Esperian credits Tibor Rudas, the “Hungarian Barnum,” whom she terms “a very loyal man,” for keeping her afloat during the difficult years by sending her out on short tours with his “Three Sopranos” package. Her success in this venue made her all the more eager to resume her career full time; she knew that she had to get new management at once, and this time it had to be right. “I had met Matthew Laefer Laifer in Italy,” she recalls. “He was so nice to me and I could tell it was genuine. I also could see how hard he was working for his artists. At this time, I got a manager, hired a publicist and I found a voice teacher, Bill Schuman in the Ansonia. Again, someone was watching out for me. It’s like deja vu, but this time I feel ready, I feel reborn. It is such a high for me to be able to make the sounds that I always knew I could make. It is important to me not to let down the people who have believed in me and my talents.”

Alice Ford in Falstaff at Lyric Opera of Chicago began Kallen Esperian’s 1999-2000 season, which continued with her Dallas Opera debut as Rosalinde in a new production of Die Fledermaus. Just completed is a new Verdi role, Elisabetta in Don Carlo at the Bayerische Staatsoper under Zubin Mehta and soon to come is Gulnara in Il corsaro at the Athen Megaron, which will be televised.

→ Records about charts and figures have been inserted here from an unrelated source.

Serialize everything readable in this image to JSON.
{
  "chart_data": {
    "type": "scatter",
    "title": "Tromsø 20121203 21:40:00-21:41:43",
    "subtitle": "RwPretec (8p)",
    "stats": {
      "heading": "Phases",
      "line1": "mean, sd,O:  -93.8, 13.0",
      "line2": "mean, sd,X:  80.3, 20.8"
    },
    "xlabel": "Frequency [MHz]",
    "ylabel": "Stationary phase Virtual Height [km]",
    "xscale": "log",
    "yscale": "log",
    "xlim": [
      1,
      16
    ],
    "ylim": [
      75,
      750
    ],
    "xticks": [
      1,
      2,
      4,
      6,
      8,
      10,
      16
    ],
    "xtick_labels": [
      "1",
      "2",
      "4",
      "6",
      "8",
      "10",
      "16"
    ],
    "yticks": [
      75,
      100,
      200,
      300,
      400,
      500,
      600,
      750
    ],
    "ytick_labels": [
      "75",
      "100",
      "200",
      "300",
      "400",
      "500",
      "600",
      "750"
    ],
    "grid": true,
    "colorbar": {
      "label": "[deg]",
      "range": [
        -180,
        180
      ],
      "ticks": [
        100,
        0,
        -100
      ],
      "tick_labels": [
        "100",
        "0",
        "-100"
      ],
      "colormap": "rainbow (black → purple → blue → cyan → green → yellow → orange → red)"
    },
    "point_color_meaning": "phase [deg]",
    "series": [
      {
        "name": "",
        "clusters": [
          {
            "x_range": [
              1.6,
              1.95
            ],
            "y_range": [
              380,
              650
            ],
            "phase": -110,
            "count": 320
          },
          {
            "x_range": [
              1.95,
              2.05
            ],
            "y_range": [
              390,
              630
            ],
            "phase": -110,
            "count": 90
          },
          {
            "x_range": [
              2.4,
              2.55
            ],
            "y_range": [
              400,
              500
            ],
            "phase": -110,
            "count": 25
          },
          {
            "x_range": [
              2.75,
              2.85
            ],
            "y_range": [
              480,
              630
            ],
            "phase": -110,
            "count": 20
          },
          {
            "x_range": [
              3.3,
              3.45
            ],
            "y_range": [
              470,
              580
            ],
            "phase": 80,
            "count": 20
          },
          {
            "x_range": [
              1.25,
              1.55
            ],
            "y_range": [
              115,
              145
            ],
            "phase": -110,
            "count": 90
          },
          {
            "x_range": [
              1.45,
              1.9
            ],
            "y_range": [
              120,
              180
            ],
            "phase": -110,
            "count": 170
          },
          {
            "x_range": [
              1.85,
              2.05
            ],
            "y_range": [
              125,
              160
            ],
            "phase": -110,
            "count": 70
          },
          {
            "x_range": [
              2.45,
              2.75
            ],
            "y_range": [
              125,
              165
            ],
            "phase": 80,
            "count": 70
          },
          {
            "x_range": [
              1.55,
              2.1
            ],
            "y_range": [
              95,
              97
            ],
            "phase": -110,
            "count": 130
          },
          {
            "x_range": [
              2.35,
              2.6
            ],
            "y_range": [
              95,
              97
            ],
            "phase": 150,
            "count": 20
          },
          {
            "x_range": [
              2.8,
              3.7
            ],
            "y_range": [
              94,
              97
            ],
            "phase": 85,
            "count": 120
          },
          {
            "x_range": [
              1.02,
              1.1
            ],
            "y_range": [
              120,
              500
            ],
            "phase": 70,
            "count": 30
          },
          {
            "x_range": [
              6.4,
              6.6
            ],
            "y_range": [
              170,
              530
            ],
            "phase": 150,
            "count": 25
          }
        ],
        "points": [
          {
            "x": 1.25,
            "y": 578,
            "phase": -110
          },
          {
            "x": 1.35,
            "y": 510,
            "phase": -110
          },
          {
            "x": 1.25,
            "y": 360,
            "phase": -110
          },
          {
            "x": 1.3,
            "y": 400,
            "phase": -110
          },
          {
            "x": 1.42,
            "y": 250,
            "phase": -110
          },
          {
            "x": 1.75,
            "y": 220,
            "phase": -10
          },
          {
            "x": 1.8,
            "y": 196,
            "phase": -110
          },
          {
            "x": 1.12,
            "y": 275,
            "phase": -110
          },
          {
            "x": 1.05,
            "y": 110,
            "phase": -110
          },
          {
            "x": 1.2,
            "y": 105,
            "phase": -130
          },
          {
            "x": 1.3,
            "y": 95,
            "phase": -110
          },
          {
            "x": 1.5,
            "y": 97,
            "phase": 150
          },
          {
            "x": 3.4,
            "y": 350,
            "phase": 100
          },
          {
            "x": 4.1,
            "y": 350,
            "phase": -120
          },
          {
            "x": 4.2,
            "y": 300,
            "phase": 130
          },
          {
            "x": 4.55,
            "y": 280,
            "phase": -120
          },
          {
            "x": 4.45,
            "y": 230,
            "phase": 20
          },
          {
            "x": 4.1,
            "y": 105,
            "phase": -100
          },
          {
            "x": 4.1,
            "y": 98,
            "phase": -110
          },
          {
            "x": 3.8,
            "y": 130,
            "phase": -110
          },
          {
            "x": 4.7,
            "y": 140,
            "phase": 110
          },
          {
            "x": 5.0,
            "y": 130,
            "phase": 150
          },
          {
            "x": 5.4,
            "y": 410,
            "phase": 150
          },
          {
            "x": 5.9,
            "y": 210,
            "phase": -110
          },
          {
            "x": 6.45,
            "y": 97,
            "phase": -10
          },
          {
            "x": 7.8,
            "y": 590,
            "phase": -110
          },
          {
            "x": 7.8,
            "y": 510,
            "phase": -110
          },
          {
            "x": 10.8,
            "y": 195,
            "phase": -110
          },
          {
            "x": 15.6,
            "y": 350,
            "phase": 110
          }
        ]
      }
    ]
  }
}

In 2002 she adds two Puccini roles to her repertoire: Manon Lescaut and Madama Butterfly in Munich and Amsterdam. “I have been very lucky,” Esperian says fervently. “If my career were to halt now, I could look at the things that I have been able to do, the people I have performed with and know I’ve been blessed. I feel like Cinderella! These things are amazing to me. I remember watching Placido sing Otello on TV when I was in college and never dreaming that one day it would be me. What are the chances of that? You’ve got to follow that dream and cherish every moment of it. Enjoy it. Try not to get so bogged down in the politics and the stress and nerves of the business that you forget to enjoy the singing.”